A model was constructed to determine the cost effectiveness of the foam dressing strategy along with standard prevention compared with standard prevention alone. PU incidence data from the recent RCT were used.
The foam dressing intervention was found to be cost saving and more effective than standard preventive care. Switching to the foam dressing along with standard prevention would result in an expected cost saving of $839 per patient and an expected reduction of 0.109 PUs per patient.
This analysis suggests that in elderly frail patients, the use of a multilayer, silicone-adhesive polyurethane foam dressing combined with standard preventive care is more cost effective than standard care alone. The strategy is expected to be both cost-saving and more effective than standard preventive care.
Shifting Focus: Implications of Periwound Bacterial Load on Wound Hygiene
Rosemary Hill, BSN, CWOCN, WOCC(c); and Joshua Douglas, MD, FRCPC, ABIM
Wound cleansing is the most ubiquitous method used to maintain optimal wound hygiene because it is available at all clinical settings and skill levels. The periwound is often a neglected area but serves as a source for microbial recontamination if not adequately cleansed. Fluorescence imaging has been used to visualize red-fluorescing, pathogenic bacteria in the wound bed and periwound area at the bedside using a noncontact, handheld device. The visualization of bacterial load can be incorporated to optimize wound hygiene by guiding targeted cleansing and debridement. Recently available improved skin and wound cleansing agents with lower concentrations of sodium hypochlorite, which are purported to disrupt biofilm and kill planktonic bacteria while still safe for the wound bed, may optimize wound hygiene. Effectiveness of such cleansers compared to standard practice is reported here.

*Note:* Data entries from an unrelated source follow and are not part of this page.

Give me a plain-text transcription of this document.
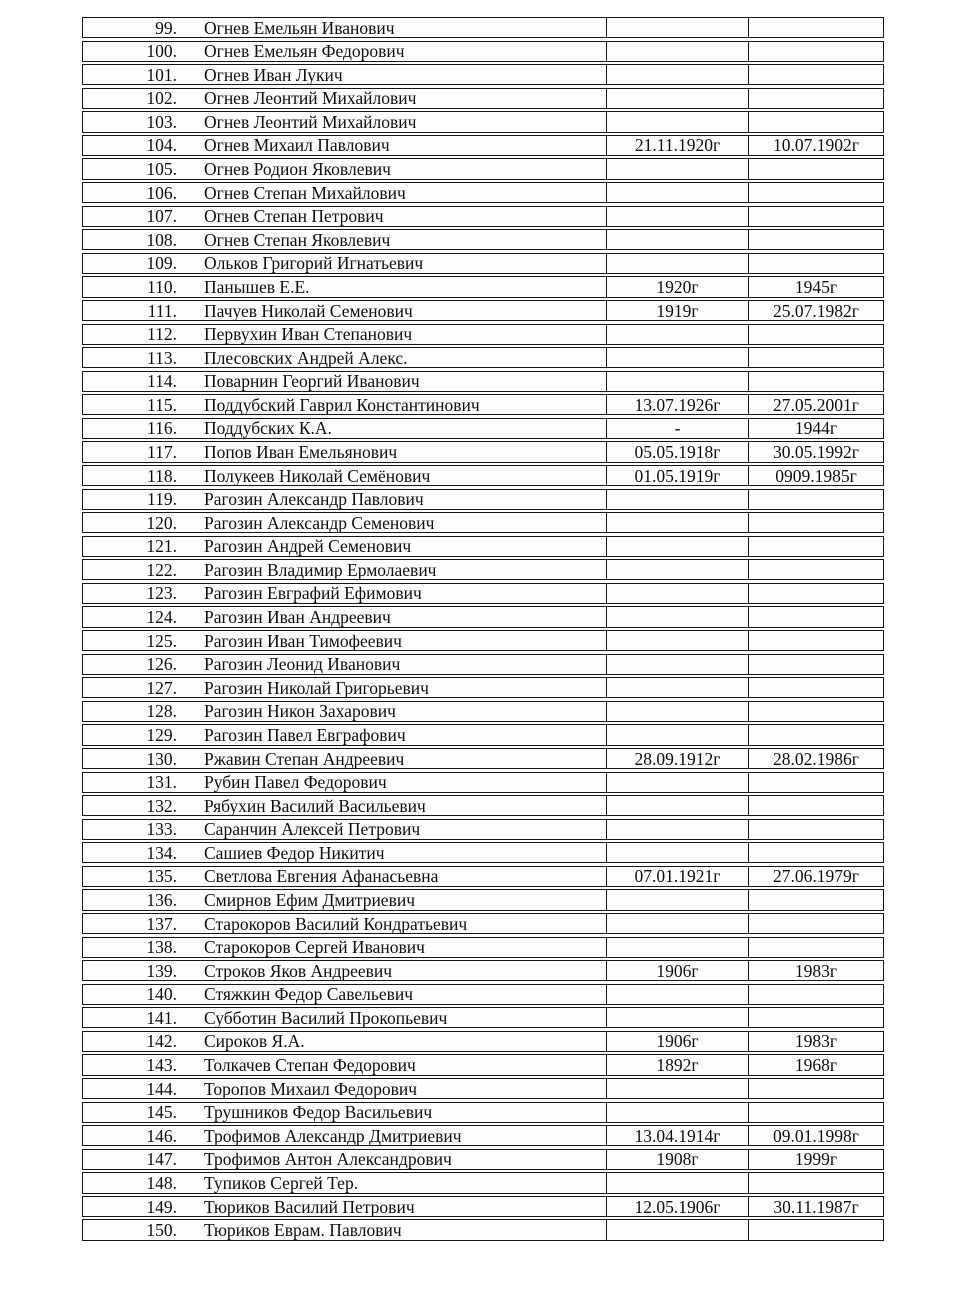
99. Огнев Емельян Иванович
100. Огнев Емельян Федорович
101. Огнев Иван Лукич
102. Огнев Леонтий Михайлович
103. Огнев Леонтий Михайлович
104. Огнев Михаил Павлович	21.11.1920г	10.07.1902г
105. Огнев Родион Яковлевич
106. Огнев Степан Михайлович
107. Огнев Степан Петрович
108. Огнев Степан Яковлевич
109. Ольков Григорий Игнатьевич
110. Панышев Е.Е.	1920г	1945г
111. Пачуев Николай Семенович	1919г	25.07.1982г
112. Первухин Иван Степанович
113. Плесовских Андрей Алекс.
114. Поварнин Георгий Иванович
115. Поддубский Гаврил Константинович	13.07.1926г	27.05.2001г
116. Поддубских К.А.	-	1944г
117. Попов Иван Емельянович	05.05.1918г	30.05.1992г
118. Полукеев Николай Семёнович	01.05.1919г	0909.1985г
119. Рагозин Александр Павлович
120. Рагозин Александр Семенович
121. Рагозин Андрей Семенович
122. Рагозин Владимир Ермолаевич
123. Рагозин Евграфий Ефимович
124. Рагозин Иван Андреевич
125. Рагозин Иван Тимофеевич
126. Рагозин Леонид Иванович
127. Рагозин Николай Григорьевич
128. Рагозин Никон Захарович
129. Рагозин Павел Евграфович
130. Ржавин Степан Андреевич	28.09.1912г	28.02.1986г
131. Рубин Павел Федорович
132. Рябухин Василий Васильевич
133. Саранчин Алексей Петрович
134. Сашиев Федор Никитич
135. Светлова Евгения Афанасьевна	07.01.1921г	27.06.1979г
136. Смирнов Ефим Дмитриевич
137. Старокоров Василий Кондратьевич
138. Старокоров Сергей Иванович
139. Строков Яков Андреевич	1906г	1983г
140. Стяжкин Федор Савельевич
141. Субботин Василий Прокопьевич
142. Сироков Я.А.	1906г	1983г
143. Толкачев Степан Федорович	1892г	1968г
144. Торопов Михаил Федорович
145. Трушников Федор Васильевич
146. Трофимов Александр Дмитриевич	13.04.1914г	09.01.1998г
147. Трофимов Антон Александрович	1908г	1999г
148. Тупиков Сергей Тер.
149. Тюриков Василий Петрович	12.05.1906г	30.11.1987г
150. Тюриков Еврам. Павлович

In a series of 10 patients, bioburden reduction was assessed by fluorescence imaging and visualization of bacterial load. The wound bed and periwound area were cleansed using saline or 0.057% sodium hypochlorite.
Of the 10 patient participants, 9 had bacterial load present outside of the wound bed. Periwound/wound cleansing with traditional saline was not sufficient to remove bacterial load from 9/10 patients. Low-concentration sodium hypochlorite was effective at eradicating the bioburden from 6/9 patients; however 3/9 patients required debridement to fully eliminate the bioburden.
Timely management of wound bioburden is imperative to support overall healing. Wound hygiene is possible only if the location of bioburden is identified in the wound/periwound area and removed with effective cleansing agents.